First of all, there’s the lake. The raised elevation of the village affords picturesque views of Lake Erie and the water sports that go on there, especially at sunset. Powered boats pulling water skiers zoom by while delicate sailboats glide across the sparkling horizon. A popular public beach in Ashtabula County is at the Geneva State Park. It has a 300-foot swimming beach with doable sand. I say doable because you can walk barefoot on it or build a sand castle, but its also full of stones.

Another great place to experience the beauty of the lake is to schedule a stay at the Lodge at Geneva on the Lake. The property is owned by Ashtabula County and is adjacent to the state park.
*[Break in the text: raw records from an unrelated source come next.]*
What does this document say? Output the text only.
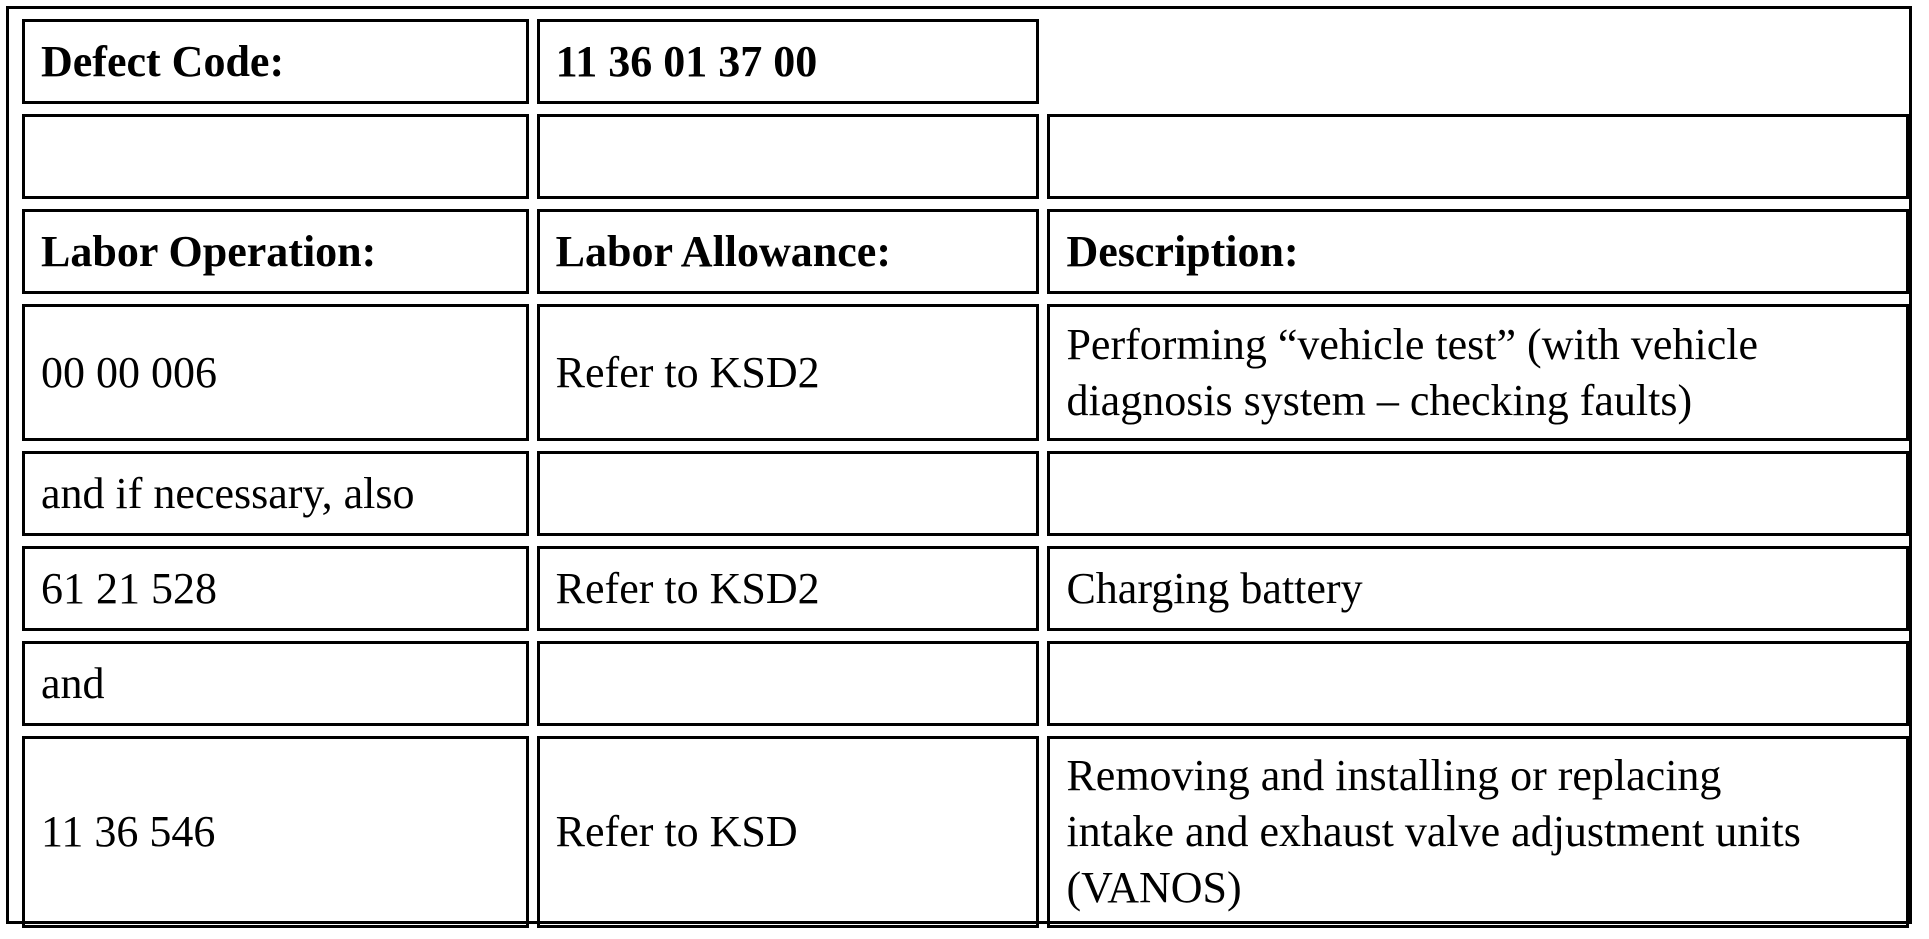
Defect Code:	11 36 01 37 00	

Labor Operation:	Labor Allowance:	Description:
00 00 006	Refer to KSD2	Performing “vehicle test” (with vehicle
diagnosis system – checking faults)

and if necessary, also		
61 21 528	Refer to KSD2	Charging battery
and		
11 36 546	Refer to KSD	Removing and installing or replacing
intake and exhaust valve adjustment units
(VANOS)
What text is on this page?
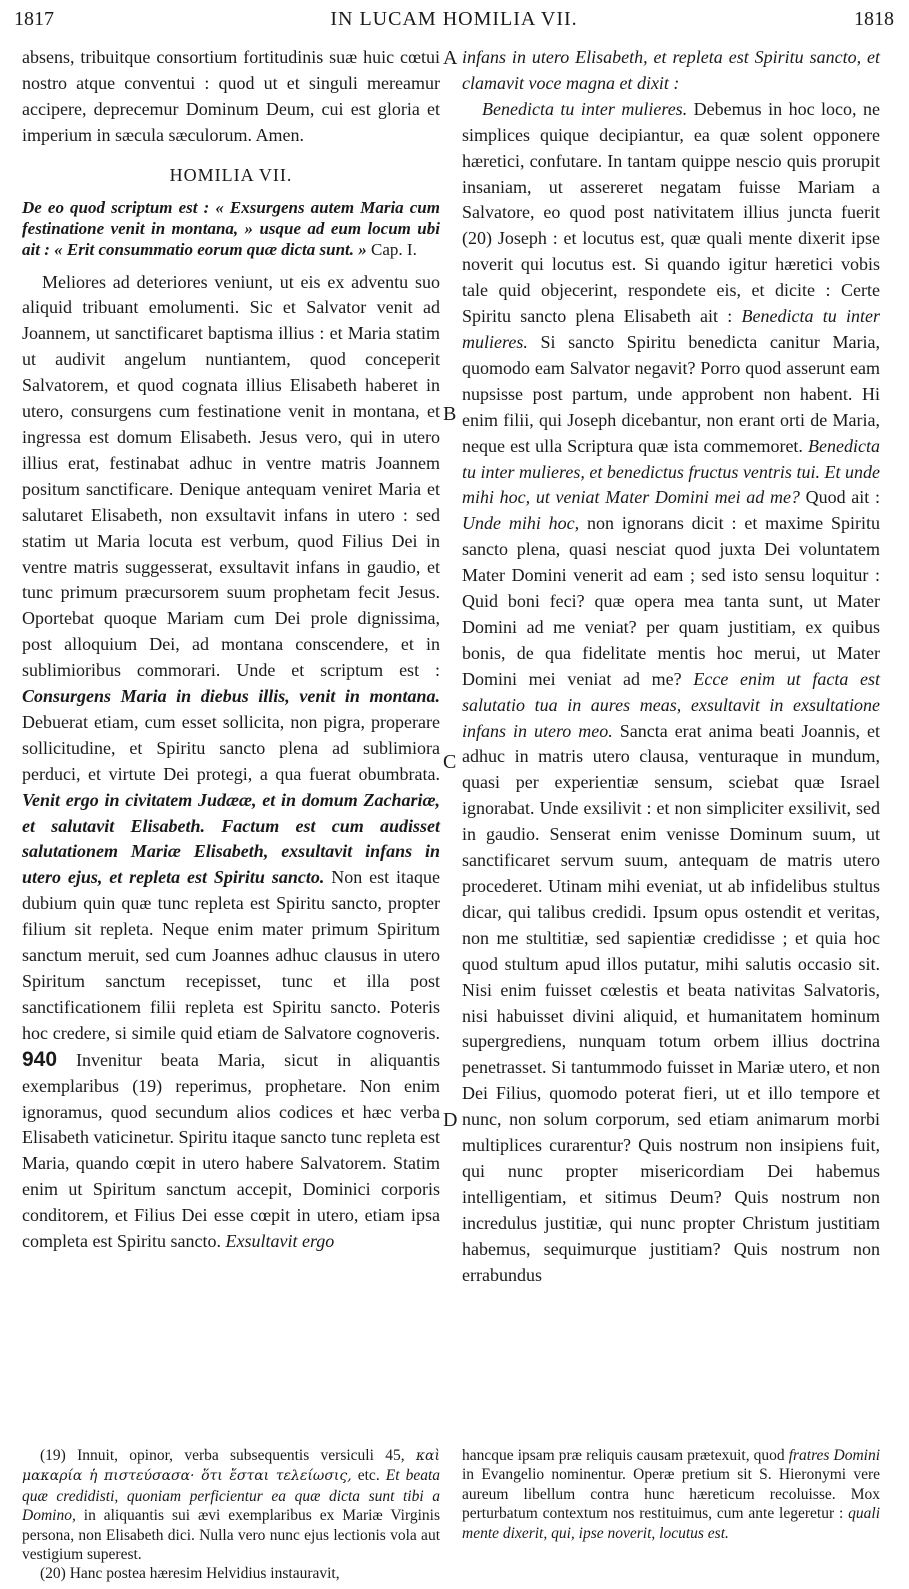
1817	IN LUCAM HOMILIA VII.	1818
A
B
C
D

absens, tribuitque consortium fortitudinis suæ huic cœtui nostro atque conventui : quod ut et singuli mereamur accipere, deprecemur Dominum Deum, cui est gloria et imperium in sæcula sæculorum. Amen.

HOMILIA VII.
De eo quod scriptum est : « Exsurgens autem Maria cum festinatione venit in montana, » usque ad eum locum ubi ait : « Erit consummatio eorum quæ dicta sunt. » Cap. I.

Meliores ad deteriores veniunt, ut eis ex adventu suo aliquid tribuant emolumenti. Sic et Salvator venit ad Joannem, ut sanctificaret baptisma illius : et Maria statim ut audivit angelum nuntiantem, quod conceperit Salvatorem, et quod cognata illius Elisabeth haberet in utero, consurgens cum festinatione venit in montana, et ingressa est domum Elisabeth. Jesus vero, qui in utero illius erat, festinabat adhuc in ventre matris Joannem positum sanctificare. Denique antequam veniret Maria et salutaret Elisabeth, non exsultavit infans in utero : sed statim ut Maria locuta est verbum, quod Filius Dei in ventre matris suggesserat, exsultavit infans in gaudio, et tunc primum præcursorem suum prophetam fecit Jesus. Oportebat quoque Mariam cum Dei prole dignissima, post alloquium Dei, ad montana conscendere, et in sublimioribus commorari. Unde et scriptum est : Consurgens Maria in diebus illis, venit in montana. Debuerat etiam, cum esset sollicita, non pigra, properare sollicitudine, et Spiritu sancto plena ad sublimiora perduci, et virtute Dei protegi, a qua fuerat obumbrata. Venit ergo in civitatem Judææ, et in domum Zachariæ, et salutavit Elisabeth. Factum est cum audisset salutationem Mariæ Elisabeth, exsultavit infans in utero ejus, et repleta est Spiritu sancto. Non est itaque dubium quin quæ tunc repleta est Spiritu sancto, propter filium sit repleta. Neque enim mater primum Spiritum sanctum meruit, sed cum Joannes adhuc clausus in utero Spiritum sanctum recepisset, tunc et illa post sanctificationem filii repleta est Spiritu sancto. Poteris hoc credere, si simile quid etiam de Salvatore cognoveris. 940 Invenitur beata Maria, sicut in aliquantis exemplaribus (19) reperimus, prophetare. Non enim ignoramus, quod secundum alios codices et hæc verba Elisabeth vaticinetur. Spiritu itaque sancto tunc repleta est Maria, quando cœpit in utero habere Salvatorem. Statim enim ut Spiritum sanctum accepit, Dominici corporis conditorem, et Filius Dei esse cœpit in utero, etiam ipsa completa est Spiritu sancto. Exsultavit ergo

infans in utero Elisabeth, et repleta est Spiritu sancto, et clamavit voce magna et dixit :

Benedicta tu inter mulieres. Debemus in hoc loco, ne simplices quique decipiantur, ea quæ solent opponere hæretici, confutare. In tantam quippe nescio quis prorupit insaniam, ut assereret negatam fuisse Mariam a Salvatore, eo quod post nativitatem illius juncta fuerit (20) Joseph : et locutus est, quæ quali mente dixerit ipse noverit qui locutus est. Si quando igitur hæretici vobis tale quid objecerint, respondete eis, et dicite : Certe Spiritu sancto plena Elisabeth ait : Benedicta tu inter mulieres. Si sancto Spiritu benedicta canitur Maria, quomodo eam Salvator negavit? Porro quod asserunt eam nupsisse post partum, unde approbent non habent. Hi enim filii, qui Joseph dicebantur, non erant orti de Maria, neque est ulla Scriptura quæ ista commemoret. Benedicta tu inter mulieres, et benedictus fructus ventris tui. Et unde mihi hoc, ut veniat Mater Domini mei ad me? Quod ait : Unde mihi hoc, non ignorans dicit : et maxime Spiritu sancto plena, quasi nesciat quod juxta Dei voluntatem Mater Domini venerit ad eam ; sed isto sensu loquitur : Quid boni feci? quæ opera mea tanta sunt, ut Mater Domini ad me veniat? per quam justitiam, ex quibus bonis, de qua fidelitate mentis hoc merui, ut Mater Domini mei veniat ad me? Ecce enim ut facta est salutatio tua in aures meas, exsultavit in exsultatione infans in utero meo. Sancta erat anima beati Joannis, et adhuc in matris utero clausa, venturaque in mundum, quasi per experientiæ sensum, sciebat quæ Israel ignorabat. Unde exsilivit : et non simpliciter exsilivit, sed in gaudio. Senserat enim venisse Dominum suum, ut sanctificaret servum suum, antequam de matris utero procederet. Utinam mihi eveniat, ut ab infidelibus stultus dicar, qui talibus credidi. Ipsum opus ostendit et veritas, non me stultitiæ, sed sapientiæ credidisse ; et quia hoc quod stultum apud illos putatur, mihi salutis occasio sit. Nisi enim fuisset cœlestis et beata nativitas Salvatoris, nisi habuisset divini aliquid, et humanitatem hominum supergrediens, nunquam totum orbem illius doctrina penetrasset. Si tantummodo fuisset in Mariæ utero, et non Dei Filius, quomodo poterat fieri, ut et illo tempore et nunc, non solum corporum, sed etiam animarum morbi multiplices curarentur? Quis nostrum non insipiens fuit, qui nunc propter misericordiam Dei habemus intelligentiam, et sitimus Deum? Quis nostrum non incredulus justitiæ, qui nunc propter Christum justitiam habemus, sequimurque justitiam? Quis nostrum non errabundus

(19) Innuit, opinor, verba subsequentis versiculi 45, καὶ μακαρία ἡ πιστεύσασα· ὅτι ἔσται τελείωσις, etc. Et beata quæ credidisti, quoniam perficientur ea quæ dicta sunt tibi a Domino, in aliquantis sui ævi exemplaribus ex Mariæ Virginis persona, non Elisabeth dici. Nulla vero nunc ejus lectionis vola aut vestigium superest.

(20) Hanc postea hæresim Helvidius instauravit,

hancque ipsam præ reliquis causam prætexuit, quod fratres Domini in Evangelio nominentur. Operæ pretium sit S. Hieronymi vere aureum libellum contra hunc hæreticum recoluisse. Mox perturbatum contextum nos restituimus, cum ante legeretur : quali mente dixerit, qui, ipse noverit, locutus est.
It’s operated by Delaware North Corp., which specializes in running large parks, such as Yosemite National Park and Niagara Falls State Park.

The real fun is kicking around Lake Street, or Rt. 531, which is lined by cottages and a funky collection of stores. The mile-long main drag, known up here as “the Strip,” isn’t exactly upscale. It’s where bikers can mix with families or a gaggle of girls out on a bachelorette party.

There’s a water slide and a Ferris wheel located on the strip, vestiges of the old Erieview Park, which is now closed. There also are plenty of fun places to eat, including the ’50s-style Eddie’s Grill, where you can get foot-long hot dogs and fries, or Capo’s Pizza, which has been dishing out tasty slices since 1965.

Another fun family spot is Adventure Zone, near the lodge. It’s got a go-kart track, a climbing wall, miniature golf, bumper boats, batting cages, arcade games and a nifty, metal carousel from Erieview Park.

If you drive through Geneva, stop off at Arthur & Lloyd’s, a renovated pharmacy that has a fun soda fountain, a wine bar and a room where the old apothecary is on display. It’s also got a great selection of old-fashioned candies. The sugar boost also will come in handy for your journey back to Columbus.

For more information, visit www.visitgenevaonthelake.com.

 Inn welcomes families seeking escape to solitude

Talk about remote. Murphin Ridge Inn sits along a gravel road atop a mountain ridge in the Appalachian foothills in southwest Ohio. The inn’s closest neighbors are the residents of a small, Adams County Amish community. And although Murphin Ridge has wireless Internet connection in six cabins and a small television in the gathering room, most people come here to get away.

“Our guests tell us over and over again, they come here to rest, relax, read, walk and cuddle up,” says innkeeper Sherry McKenney, who with husband, Darryl, bought the inn in 1997. “So we offer little extras.”

The inn has been in operation since 1989. Located on 142 acres of farmland and forest, it offers a guesthouse with 10 rooms and an outdoor pool, and nine cabins outfitted with a fireplace, whirlpool tub, two-person shower and porch.

An 1828-built farmhouse features four dining rooms with original fireplaces and a kitchen where gourmet meals and fresh-baked desserts are whipped up.

Executive Chef Jackson Rouse brings many years of experience in fine dining, most recently at the Iron Horse Inn in Cincinnati, and he likes to feature local in-season foods. The property has a garden where the innkeepers grow fresh vegetables, herbs and flowers.

Murphin Ridge also has a 2.5-mile hiking trail that leads past working Amish farms where visitors can view the Appalachian foothills, enjoy the night sky by the bonfire or visit nearby Serpent Mound State Memorial.